A graduate student who was in the process of finishing her dissertation asked me whether it was better to take a 1 or 2 year post-doctoral research position or to accept a position at a (how can we delicately phrase it...) teaching college with a heavy course load.
Not all faculty positions are better than post-docs. In fact, I would suggest only tenure-track positions at liberal arts and research universities -- or a tenure-track position in a location amenable to you and your family -- is better than a post-doc.
The problem of taking a position at a teaching college (i.e., with a teaching load of more than 5 courses a year) is that the teaching load is so onerous that your research agenda will stop, and it will be difficult to change jobs later on. Some of my friends are teaching 3 or 4 courses a quarter (3:3:3 or 4:4:3) which is 9-11 courses a year! Compare this to the teaching load at liberal arts colleges (2:2 or 2:3) and you can see why you'll quickly fall behind your colleagues who have time to work on research and publications. A post-doc allows you to wait a year or two for a good position to open up as well as give you time to build up your resume with publications. Regardless of what anyone says, I am convinced it is publications more than anything else that opens up doors in the job market.
Note, it is easy to get stuck into a quagmire of adjunct hell -- teaching one class at one college and another at another and a third at a third college. One of my cohort did this for a while, getting paid about $2000 a class for three classes at three colleges. Taking into account office hours, prep time, and time shuttling back and forth, he was making less per hour than he would if he worked at Burger King.

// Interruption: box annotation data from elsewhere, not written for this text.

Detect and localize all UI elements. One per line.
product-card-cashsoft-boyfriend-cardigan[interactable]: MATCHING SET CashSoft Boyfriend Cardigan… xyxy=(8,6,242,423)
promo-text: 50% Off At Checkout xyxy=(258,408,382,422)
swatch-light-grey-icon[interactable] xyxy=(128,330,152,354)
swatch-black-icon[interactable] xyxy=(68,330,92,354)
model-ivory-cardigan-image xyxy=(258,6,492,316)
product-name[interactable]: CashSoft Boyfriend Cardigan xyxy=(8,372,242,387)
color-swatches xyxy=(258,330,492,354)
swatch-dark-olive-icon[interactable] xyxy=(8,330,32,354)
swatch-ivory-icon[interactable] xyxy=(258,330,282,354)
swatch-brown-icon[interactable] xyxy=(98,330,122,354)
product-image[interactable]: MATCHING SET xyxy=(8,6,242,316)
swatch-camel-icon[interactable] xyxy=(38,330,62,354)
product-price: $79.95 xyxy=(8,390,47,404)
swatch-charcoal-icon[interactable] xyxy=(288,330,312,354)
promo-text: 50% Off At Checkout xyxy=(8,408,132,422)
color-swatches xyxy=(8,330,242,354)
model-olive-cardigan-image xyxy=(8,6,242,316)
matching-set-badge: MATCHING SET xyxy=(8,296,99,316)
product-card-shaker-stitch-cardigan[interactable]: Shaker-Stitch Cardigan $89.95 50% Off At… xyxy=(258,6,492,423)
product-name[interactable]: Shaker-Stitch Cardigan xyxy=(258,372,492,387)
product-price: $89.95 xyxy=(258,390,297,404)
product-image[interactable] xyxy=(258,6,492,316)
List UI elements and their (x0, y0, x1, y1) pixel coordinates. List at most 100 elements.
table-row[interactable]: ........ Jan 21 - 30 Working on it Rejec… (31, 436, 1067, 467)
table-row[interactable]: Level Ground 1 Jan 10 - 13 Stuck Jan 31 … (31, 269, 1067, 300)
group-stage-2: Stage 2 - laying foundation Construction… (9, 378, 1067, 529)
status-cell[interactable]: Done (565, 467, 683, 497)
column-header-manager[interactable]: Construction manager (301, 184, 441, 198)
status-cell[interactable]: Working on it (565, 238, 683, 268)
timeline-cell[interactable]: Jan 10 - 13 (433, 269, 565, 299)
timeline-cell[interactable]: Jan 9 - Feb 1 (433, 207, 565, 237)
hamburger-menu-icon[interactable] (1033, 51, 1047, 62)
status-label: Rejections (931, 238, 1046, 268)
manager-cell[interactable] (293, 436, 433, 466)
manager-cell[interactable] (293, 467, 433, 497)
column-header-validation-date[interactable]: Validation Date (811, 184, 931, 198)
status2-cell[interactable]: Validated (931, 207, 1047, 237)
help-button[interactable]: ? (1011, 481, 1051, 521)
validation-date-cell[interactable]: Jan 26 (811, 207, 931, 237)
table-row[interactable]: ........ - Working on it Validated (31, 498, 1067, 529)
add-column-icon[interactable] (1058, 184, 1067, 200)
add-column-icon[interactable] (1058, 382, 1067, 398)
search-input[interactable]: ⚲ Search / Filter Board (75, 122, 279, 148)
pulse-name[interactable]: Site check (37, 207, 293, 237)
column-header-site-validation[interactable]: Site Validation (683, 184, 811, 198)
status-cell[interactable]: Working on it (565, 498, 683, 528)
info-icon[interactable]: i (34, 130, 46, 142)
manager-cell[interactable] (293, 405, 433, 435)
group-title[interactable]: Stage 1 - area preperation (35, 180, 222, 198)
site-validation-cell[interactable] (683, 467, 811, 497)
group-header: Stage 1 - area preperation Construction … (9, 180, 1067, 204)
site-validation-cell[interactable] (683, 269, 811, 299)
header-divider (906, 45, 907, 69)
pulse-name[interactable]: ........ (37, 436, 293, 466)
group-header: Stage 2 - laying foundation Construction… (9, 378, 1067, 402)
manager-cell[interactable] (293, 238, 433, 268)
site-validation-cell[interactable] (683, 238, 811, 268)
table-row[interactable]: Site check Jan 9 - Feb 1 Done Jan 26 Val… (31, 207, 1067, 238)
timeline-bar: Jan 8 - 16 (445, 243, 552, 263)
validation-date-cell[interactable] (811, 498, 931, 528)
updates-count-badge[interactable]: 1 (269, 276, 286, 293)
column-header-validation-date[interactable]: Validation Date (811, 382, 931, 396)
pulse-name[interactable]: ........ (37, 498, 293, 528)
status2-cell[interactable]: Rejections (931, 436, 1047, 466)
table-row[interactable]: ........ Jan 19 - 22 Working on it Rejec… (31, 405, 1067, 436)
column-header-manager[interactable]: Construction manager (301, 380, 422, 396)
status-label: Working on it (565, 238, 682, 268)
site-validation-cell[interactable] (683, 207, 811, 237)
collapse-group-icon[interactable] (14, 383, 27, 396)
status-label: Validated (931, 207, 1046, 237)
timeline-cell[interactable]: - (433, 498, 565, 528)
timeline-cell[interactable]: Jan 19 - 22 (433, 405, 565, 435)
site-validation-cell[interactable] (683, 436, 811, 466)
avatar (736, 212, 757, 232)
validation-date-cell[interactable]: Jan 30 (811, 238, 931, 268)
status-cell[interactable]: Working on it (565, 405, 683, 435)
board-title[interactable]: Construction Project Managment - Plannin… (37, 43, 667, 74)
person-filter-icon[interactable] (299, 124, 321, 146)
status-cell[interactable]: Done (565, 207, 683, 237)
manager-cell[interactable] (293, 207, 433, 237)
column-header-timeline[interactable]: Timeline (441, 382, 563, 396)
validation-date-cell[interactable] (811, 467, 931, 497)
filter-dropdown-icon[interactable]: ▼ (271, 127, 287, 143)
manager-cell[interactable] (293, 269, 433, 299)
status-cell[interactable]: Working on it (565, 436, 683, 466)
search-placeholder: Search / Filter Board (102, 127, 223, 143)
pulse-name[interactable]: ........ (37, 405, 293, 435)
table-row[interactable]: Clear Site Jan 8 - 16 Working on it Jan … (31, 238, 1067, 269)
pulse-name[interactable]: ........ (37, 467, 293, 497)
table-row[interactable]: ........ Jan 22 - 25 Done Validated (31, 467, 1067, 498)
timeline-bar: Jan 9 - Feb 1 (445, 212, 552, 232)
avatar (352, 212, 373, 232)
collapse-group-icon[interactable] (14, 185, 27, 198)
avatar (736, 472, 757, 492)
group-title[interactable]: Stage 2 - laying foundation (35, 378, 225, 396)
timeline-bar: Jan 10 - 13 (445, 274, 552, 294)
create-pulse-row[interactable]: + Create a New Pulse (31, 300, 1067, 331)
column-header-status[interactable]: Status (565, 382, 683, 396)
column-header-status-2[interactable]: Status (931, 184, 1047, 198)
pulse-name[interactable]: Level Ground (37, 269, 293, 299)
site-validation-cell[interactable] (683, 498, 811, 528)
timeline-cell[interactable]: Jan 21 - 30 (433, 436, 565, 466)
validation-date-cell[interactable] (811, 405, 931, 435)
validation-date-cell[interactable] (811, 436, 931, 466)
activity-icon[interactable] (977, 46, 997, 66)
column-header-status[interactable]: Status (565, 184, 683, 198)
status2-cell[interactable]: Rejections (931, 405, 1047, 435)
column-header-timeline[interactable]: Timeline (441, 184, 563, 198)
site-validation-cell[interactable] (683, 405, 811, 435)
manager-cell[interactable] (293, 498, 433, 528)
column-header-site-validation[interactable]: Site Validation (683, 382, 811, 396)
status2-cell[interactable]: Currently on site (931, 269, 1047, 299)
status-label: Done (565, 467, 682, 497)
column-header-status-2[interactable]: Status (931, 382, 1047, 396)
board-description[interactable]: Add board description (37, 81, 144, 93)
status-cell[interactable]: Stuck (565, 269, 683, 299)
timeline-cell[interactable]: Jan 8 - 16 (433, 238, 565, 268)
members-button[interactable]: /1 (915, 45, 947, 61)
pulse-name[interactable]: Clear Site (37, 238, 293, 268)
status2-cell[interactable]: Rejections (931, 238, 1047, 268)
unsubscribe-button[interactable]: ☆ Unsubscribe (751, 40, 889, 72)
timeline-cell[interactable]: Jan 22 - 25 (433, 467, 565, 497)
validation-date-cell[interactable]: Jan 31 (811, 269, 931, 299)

The corollary is visiting-professor hell, where you end up taking one-year position after one-year position, moving each year. This is very hard on families as well as your psyche. More importantly, it's hard to work on your book or other publications while you're looking for a job all the time.
Note: this is my opinion based on my own experience. As with all opinions, it has a bias. You are best getting different opinions from different sources (especially from your dissertation advisor) and deciding yourself which path to take.